También es importante evitar que las personas que presenten diarrea, vómito, fiebre, síntomas respiratorios o heridas abiertas en las manos participen en la manipulación de alimentos.

La Policía Nacional se sumó a la iniciativa y trabaja en la articulación logística para garantizar que las ayudas lleguen a las zonas donde existen familias que aún no han recibido asistencia. | Foto: Francisco Calderón

Evitar la contaminación cruzada

Otro riesgo que debe prevenirse es la contaminación cruzada, que puede producirse cuando microorganismos presentes en alimentos crudos, como las carnes, llegan a productos que ya están listos para consumir.

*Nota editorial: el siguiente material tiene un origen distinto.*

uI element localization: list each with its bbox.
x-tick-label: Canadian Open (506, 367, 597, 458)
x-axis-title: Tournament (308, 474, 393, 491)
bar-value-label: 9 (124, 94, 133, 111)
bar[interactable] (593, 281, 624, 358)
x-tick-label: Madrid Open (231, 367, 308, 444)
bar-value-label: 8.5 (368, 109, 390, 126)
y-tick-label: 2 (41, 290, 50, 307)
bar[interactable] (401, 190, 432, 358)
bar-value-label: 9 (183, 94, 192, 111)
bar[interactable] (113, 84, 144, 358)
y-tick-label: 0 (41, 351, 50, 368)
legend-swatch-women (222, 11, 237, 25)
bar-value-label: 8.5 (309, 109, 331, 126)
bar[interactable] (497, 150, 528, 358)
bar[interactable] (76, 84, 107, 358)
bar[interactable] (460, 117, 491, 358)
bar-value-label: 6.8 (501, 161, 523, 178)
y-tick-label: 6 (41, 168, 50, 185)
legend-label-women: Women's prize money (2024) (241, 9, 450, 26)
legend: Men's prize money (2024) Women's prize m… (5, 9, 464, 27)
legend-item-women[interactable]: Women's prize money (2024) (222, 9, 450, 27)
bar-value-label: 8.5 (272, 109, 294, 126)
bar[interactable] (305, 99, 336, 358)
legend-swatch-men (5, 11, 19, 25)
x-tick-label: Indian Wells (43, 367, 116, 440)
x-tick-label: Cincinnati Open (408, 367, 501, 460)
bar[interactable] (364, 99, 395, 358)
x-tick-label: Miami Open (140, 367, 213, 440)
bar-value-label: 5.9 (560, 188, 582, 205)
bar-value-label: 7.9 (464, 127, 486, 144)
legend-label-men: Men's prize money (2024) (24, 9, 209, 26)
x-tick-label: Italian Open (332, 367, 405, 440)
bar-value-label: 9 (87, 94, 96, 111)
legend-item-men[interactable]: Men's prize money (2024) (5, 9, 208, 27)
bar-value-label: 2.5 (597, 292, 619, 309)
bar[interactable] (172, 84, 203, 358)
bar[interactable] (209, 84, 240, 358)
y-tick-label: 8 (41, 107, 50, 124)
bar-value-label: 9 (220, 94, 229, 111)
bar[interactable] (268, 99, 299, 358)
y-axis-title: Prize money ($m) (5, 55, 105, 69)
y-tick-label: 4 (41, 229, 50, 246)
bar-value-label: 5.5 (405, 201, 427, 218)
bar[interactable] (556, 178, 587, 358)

Para reducir esta posibilidad, se recomienda utilizar tablas y cuchillos diferenciados para los alimentos crudos y aquellos que serán servidos directamente. Los utensilios también deben limpiarse y sanitizarse entre un uso y otro.

La separación de los alimentos durante su preparación permite disminuir las posibilidades de que una preparación que ya está lista entre en contacto con microorganismos provenientes de productos crudos.

Agua segura para beber y cocinar

En una emergencia, el agua debe recibir la misma atención que los alimentos. El líquido utilizado para beber, cocinar o reconstituir productos debe ser seguro.

Cuando no existe disponibilidad de agua embotellada, las recomendaciones compartidas por Sodexo contemplan alternativas como la cloración o la ebullición para su tratamiento.

Además, una vez abierta una conserva enlatada, esta debe servirse inmediatamente. Las sobras no deben guardarse dentro de la lata una vez que ha sido abierta.

La alimentación también es una forma de protección

La entrega de alimentos durante una emergencia representa mucho más que una respuesta a una necesidad básica. También implica asumir medidas que permitan proteger a las comunidades de riesgos adicionales.

Revisar los productos antes de aceptarlos, escoger alimentos que puedan conservarse adecuadamente, controlar el tiempo y la temperatura, mantener las superficies limpias y sanitizadas, lavarse las manos, separar los alimentos crudos de los preparados y garantizar agua segura son acciones que contribuyen a una alimentación más segura en contextos de emergencia.

Para Sodexo, la atención alimentaria durante una catástrofe debe integrar nutrición, inocuidad y cuidado de las personas. De esta manera, la ayuda alimentaria puede cumplir su propósito sin convertirse en un nuevo riesgo para quienes atraviesan una situación de vulnerabilidad.